Friday, March 29th, 2013 | Author: Konrad Voelkel
The (by far) most visited post on this blog is from 2010, about OCRing a PDF in GNU/Linux (Optical Character Recognition), and it contains a small shell script that has been improved by others several times. After having bought a new flatbed scanner, I re-investigated how to scan and OCR pdfs, how to produce DJVU files that are incredibly small and how to get metadata right. It turns out what I really ever wanted was to create PDF/A compliant documents (I just didn't know what PDF/A was before). But let me explain the details after presenting you the quick solution. At the end, I have a shell script that scans directly to PDF/A.
A PDF/A file is a document that probably ends in .pdf, complies to the PDF 1.4 standard (not more or less), has ORCed text in the background layer to allow for full-text search, has valid metadata in XMP format (yay!), and the compression is Mixed Raster Compression (MRC) which allows quite small documents (though DJVU is still slightly smaller in my experience). Actually that was more-or-less PDF/A-1b, the basic version. Now there is also PDF/A-2, where you can use better compression (JPEG2000), transparencies and layers, since it's based on PDF 1.7. The "A" in PDF/A stands for "archive-able".

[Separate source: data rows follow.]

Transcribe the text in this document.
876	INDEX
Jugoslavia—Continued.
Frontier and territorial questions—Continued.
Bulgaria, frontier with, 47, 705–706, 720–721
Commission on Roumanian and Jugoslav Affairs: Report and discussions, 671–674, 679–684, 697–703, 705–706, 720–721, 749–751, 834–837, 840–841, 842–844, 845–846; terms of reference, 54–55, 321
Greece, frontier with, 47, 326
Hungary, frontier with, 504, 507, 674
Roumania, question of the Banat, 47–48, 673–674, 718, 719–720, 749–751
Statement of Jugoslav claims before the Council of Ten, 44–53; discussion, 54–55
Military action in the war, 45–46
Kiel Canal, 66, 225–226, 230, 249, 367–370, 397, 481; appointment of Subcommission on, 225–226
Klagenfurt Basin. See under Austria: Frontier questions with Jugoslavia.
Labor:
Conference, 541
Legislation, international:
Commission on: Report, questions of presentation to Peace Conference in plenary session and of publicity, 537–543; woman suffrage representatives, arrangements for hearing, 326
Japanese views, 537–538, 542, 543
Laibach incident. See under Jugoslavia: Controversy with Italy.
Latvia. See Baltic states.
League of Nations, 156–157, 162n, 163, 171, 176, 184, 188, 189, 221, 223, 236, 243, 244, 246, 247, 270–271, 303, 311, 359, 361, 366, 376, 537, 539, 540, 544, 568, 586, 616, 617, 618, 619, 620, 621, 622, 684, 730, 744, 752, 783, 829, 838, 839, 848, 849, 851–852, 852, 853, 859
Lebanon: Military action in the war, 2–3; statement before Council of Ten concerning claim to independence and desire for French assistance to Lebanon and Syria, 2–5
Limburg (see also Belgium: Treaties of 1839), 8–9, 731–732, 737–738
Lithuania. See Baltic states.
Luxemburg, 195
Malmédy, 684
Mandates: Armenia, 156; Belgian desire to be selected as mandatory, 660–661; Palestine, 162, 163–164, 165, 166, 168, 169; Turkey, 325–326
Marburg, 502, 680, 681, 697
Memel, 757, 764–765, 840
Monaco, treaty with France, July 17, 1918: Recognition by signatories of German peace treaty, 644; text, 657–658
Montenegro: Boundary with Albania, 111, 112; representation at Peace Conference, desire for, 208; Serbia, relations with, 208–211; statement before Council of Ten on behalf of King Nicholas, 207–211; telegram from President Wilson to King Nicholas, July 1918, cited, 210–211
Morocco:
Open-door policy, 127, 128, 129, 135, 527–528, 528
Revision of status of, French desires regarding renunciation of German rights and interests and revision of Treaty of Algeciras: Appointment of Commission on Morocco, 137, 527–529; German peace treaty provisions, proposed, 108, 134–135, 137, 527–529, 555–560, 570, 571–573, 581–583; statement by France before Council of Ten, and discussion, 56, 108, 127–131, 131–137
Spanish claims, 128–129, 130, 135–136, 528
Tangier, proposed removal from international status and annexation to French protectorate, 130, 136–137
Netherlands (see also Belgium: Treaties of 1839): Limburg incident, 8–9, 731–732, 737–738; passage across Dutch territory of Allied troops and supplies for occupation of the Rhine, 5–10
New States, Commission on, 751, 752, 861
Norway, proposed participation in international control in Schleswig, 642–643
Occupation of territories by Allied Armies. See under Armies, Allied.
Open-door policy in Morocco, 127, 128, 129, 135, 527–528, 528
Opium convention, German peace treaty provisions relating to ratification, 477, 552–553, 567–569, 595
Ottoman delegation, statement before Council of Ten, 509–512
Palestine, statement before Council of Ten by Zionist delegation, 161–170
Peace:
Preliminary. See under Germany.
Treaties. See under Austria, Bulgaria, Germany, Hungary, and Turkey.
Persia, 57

In Debian or Ubuntu GNU/Linux, if you like graphical user interfaces:
sudo apt-get install scantailor
will bring you all you need. Under the hood works a command-line tool:
sudo apt-get install unpaper
and you can get ScanTailor and unpaper also from their websites.
Step 1: produce high-quality input data
To find good hardware for scanning that is linux-compatible, just compare technical specifications and prices as usual, and once you have a list of 1--5 devices you might buy, check against the list of linux-supported devices here.
An alternative to the usual flatbed-scanner setup is to construct something yourself, like an open-source book scanner, another open-source book scanner, or a slide-scanner made from a camera.
I use a recent Canon model (LiDe 210) that works without quirks in Ubuntu Linux 12.10. I use scanimage on the command-line and the GUI of XSane (though it looks a bit old-fashioned) so let me tell you about the available options on XSane. Using other scanning software on linux most probably means using another UI to the Sane library, so the options are the same.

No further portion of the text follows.